Hippocrates, the Father of medicine, first associated the notion of hysteria with female psychology. Women were perceived in relation to our biology, we were beyond the pale and out of our minds. Ironically, the first practitioner to extend the definition of hysteria into the male domain, was Freud. The founder of psychoanalysis who, correlated female hysteria with sexual dysfunction, also differentiated between neurotic and psychotic disorders, establishing the prototype for the contemporary diagnostic model of mental ill health. Whilst history indicates that features of psychotic illness have always existed, the nature of neuroses has changed in relation to socio-historic and cultural changes.
In 2013, studies in Britain and America indicate that mental health issues are more prevalent among women than men. Do wombs dictate moods? Is anxiety the product of menstruation? Why, if this is the case, do cross-cultural studies reveal that there are many societies in which mental health conditions, like anxiety and anxiety, affecting so many in western capitalist society are virtually non-existent.
I would argue that, although gender roles and expectations may nowadays appear more fluid, the contradictions and complexities of life in the western world have complicated both our social roles and the way in which we perceive ourselves. Anxiety is a reaction to life in the 21st century, the metamorphosis of hysteria and counter-point to self actualization. Thus, it is fear, that gnawing worm in the mind, that impedes our will to become. Realizing that we all have the ability to re-define, not only our own reality, but the entire social realm is the first step to recovery. No one is mere body, we are possessed of the consciousness to discover and appropriate our own hidden power.
I have finally resumed writing my new novel. Days spent without ink are days of inner torment. I am driven by an urge to create and a contradictory urge to be idle. However, when idle, the writer within nags and scolds me between my ears, like a voice echoing its distaste for a piece of human waste who simply cannot be bovvered. Today, I have not been idle and my insides are smiling, again. Sometimes, one simply has to hit the keys and move on.
Writing is not as easy as some people think; it requires not only a seed of inspiration, but a mind-set of discipline, which few can master. Why sit inside behind the mask of a laptop, when there is a world outside, populated by people consuming one another’s subjectivity, like flesh cream cake? Why? Because I have to. If I did not write, I would be in bed making love to my disease. Writing keeps me alive; it fulfils my dreams.
Hitherto rejecting the central tenet of postmodernism which professes the demise of metanarratives, my former selves embraced the grandest of narratives. Over the years I have identified as many kinds of “ists” and supported numerous “isms.” Driven by the search for meaning, I regularly argued with eloquence and conviction that it was preferable to follow a belief system than walk the path of nihilistic individualism. I am, now, beginning to rethink my position.

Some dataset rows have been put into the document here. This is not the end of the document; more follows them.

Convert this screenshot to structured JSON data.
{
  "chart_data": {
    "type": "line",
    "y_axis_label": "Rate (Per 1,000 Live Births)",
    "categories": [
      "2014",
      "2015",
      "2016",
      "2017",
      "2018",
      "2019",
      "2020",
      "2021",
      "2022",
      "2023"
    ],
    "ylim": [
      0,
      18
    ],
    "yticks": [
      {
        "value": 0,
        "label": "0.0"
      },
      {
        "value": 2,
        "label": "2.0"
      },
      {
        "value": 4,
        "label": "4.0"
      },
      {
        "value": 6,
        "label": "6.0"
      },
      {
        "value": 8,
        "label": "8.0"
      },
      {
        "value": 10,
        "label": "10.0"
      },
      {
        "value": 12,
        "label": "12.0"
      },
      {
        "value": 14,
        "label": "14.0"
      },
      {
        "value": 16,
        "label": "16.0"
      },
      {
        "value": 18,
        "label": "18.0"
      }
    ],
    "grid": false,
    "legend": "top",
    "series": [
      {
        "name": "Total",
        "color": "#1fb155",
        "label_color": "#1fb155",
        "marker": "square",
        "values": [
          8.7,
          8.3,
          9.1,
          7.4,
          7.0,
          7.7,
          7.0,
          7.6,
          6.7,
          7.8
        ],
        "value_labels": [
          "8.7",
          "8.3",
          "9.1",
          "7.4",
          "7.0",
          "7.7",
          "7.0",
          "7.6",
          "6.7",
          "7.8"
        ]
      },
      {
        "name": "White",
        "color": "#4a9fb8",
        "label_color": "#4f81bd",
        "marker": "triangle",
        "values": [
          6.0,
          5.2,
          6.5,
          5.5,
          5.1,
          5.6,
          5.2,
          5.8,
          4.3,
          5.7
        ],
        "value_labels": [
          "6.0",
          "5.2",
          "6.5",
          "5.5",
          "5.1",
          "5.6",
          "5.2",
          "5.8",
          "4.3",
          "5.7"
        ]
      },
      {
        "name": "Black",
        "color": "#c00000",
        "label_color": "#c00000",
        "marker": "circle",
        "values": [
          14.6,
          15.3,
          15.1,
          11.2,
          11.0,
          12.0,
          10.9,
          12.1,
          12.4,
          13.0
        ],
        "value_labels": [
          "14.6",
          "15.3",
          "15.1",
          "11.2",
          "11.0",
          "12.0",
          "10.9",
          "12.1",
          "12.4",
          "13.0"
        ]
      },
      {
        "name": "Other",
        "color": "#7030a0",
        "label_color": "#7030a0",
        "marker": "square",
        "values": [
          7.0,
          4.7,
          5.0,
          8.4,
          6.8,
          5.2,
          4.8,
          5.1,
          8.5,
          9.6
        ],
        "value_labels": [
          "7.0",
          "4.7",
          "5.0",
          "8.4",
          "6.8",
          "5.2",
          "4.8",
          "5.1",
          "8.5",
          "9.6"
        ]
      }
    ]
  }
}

My huge, death defying social conscience has always influenced and, I hope, will continue to influence my attitudes and beliefs about the social whole. However, I have begun to question my sub-conscious motivation for clinging to certain prescribed ideas and ideologies. Subjectivity is lonely when one does not fit-in. Was I imprisoned in a crowd by myself, yielding like-minded others to enter? Was I committed to social change, or merely at an earlier stage of a mission to change within? Maybe I am a bourgeois individualist with thin skin. Whatever the truth and which ever side of me wins, I reject all labels; I am no longer an “ist,” I am LOUISE! Read my words and hear me breath.